A Transport for London spokeswoman said: "The cost of reopening the stations would be huge. We have no plans to reopen them."


Northern Line

King William Street
North End
City Road
South Kentish Town

Piccadilly Line
Brompton Road
Hounslow Town
Park Royal & Twyford Abbey
Down Street
York Road
Osterley & Spring Grove

District Line
St Mary's
Mark Lane
South Acton

Metropolitan Line
Marlborough Road
Uxbridge Road
Quainton Road
Waddesdon Manor
Granborough Road
Winslow Road
Verney Junction

Jubilee Line
Charing Cross

East London Line

Central Line
British Museum
North Weald
Blake Hall
Hard to know where to start with something as preposterous as this, but in the first instance it's worth pointing out that around half of the 28 stations named above are surface ones, so the "Underground" element is fairly low, and in most cases there is little evidence that there was a station at all. The trackbed may widen in places, but the platforms are long-gone, whilst station buildings - if they still exist at all - have since moved onto "other duties." The most questionable inclusions on the list are the final three Central line stations, as the route covered by them (sans Blake Hall station, now a private residence) is now run as the heritage Epping Ongar Railway.

When it comes to the actual below-ground stations, most are situated on lines that are still in operation, so there would be no, "walk(ing) along unused tracks." In almost all cases the platforms have been removed, the freed-up space often being used for maintenance storage, e.g. City Road, between Old Street and Angel. Most importantly, virtually none of the closed stations are the 1940s time capsules that the article suggests, since other uses for all of part/s of them were found. York Road, on the long stretch between Caledonian Road and King's Cross-St Pancras, is a a designated emergency exit, well-lit and visible from passing trains. Parts of other stations, such as City Road, are used for ventilation purposes.

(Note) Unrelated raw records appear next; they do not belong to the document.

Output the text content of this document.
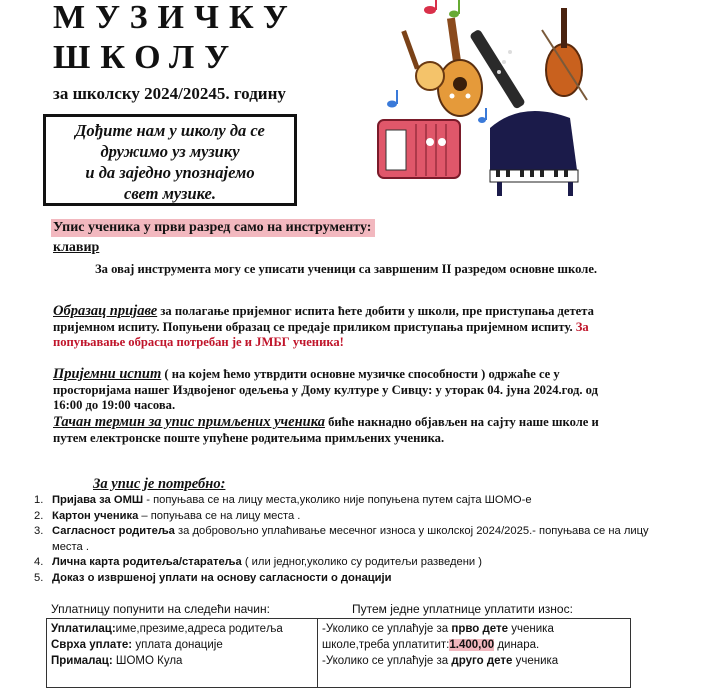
МУЗИЧКУ
ШКОЛУ
за школску 2024/20245. годину
Дођите нам у школу да се
дружимо уз музику
и да заједно упознајемо
свет музике.
Упис ученика у први разред само на инструменту:
клавир
За овај инструмента могу се уписати ученици са завршеним II разредом основне школе.
Образац пријаве за полагање пријемног испита ћете добити у школи, пре приступања детета пријемном испиту. Попуњени образац се предаје приликом приступања пријемном испиту. За попуњавање обрасца потребан је и ЈМБГ ученика!
Пријемни испит ( на којем ћемо утврдити основне музичке способности ) одржаће се у просторијама нашег Издвојеног одељења у Дому културе у Сивцу: у уторак 04. јуна 2024.год. од 16:00 до 19:00 часова.
Тачан термин за упис примљених ученика биће накнадно објављен на сајту наше школе и путем електронске поште упућене родитељима примљених ученика.
За упис је потребно:
1. Пријава за ОМШ - попуњава се на лицу места,уколико није попуњена путем сајта ШОМО-е
2. Картон ученика – попуњава се на лицу места .
3. Сагласност родитеља за добровољно уплаћивање месечног износа у школској 2024/2025.- попуњава се на лицу места .
4. Лична карта родитеља/старатеља ( или једног,уколико су родитељи разведени )
5. Доказ о извршеној уплати на основу сагласности о донацији
Уплатницу попунити на следећи начин:	Путем једне уплатнице уплатити износ:
Уплатилац:име,презиме,адреса родитеља
Сврха уплате: уплата донације
Прималац: ШОМО Кула
-Уколико се уплаћује за прво дете ученика
школе,треба уплатитит:1.400,00 динара.
-Уколико се уплаћује за друго дете ученика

Having estensively researched the history of the Underground during the Second War war, most mystifying is the reference to, "40 shelters on the network," used during the conflict. A number of the above-named disused stations were repurposed as air raid shelters, but in addition most of the deep-level open stations were also designated as civilian refuges. In the vast majority of cases, however, this was merely utilising the existing working platforms that are still in use today. There were eight purpose-built deep-level shelters, each adjacent to a working station, but almost all of these are now leased to secure storage companies, making them even less accessible than parts of the Underground system proper.

The only exceptions I can think of would be the former King William Street, Brompton Road, and Down Street stations. King William Street was the original terminus north of Borough on the Northern line that closed in 1900 when a new alignment running via London bridge was constructed. During the Second World War the former running tunnels north of Borough were used a public air raid shelter by the local council, while King William Street station itself was refurbished as a private shelter for the office building above it. That building was subsequently demolished, but access to this shelter is retained from the office complex that replaced it.

Brompton Road and Down Street were both used by the military/government during the War, and in each case the walls blocking off the platform areas from the running tracks remain in place. Such wartime usage makes both locations very interesting, yet at the same time alterations that enabled that usage make there conversion to tourist attractions more difficult. At Brompton Road, for example, the operations room for the 1st Anti-Aircraft Division still exists, but it occupies part of the original lift shaft. Lift access would be a prerequisite, but it would be almost impossible to reinstate them without destroying this key historical feature!

In conclusion, it seems to me that there are very few locations that even fit the requirements of Chambers's plans, and almost all of them would be beyond use for a variety of reasons - primarily cost - even if Transport for London saw it worth their while.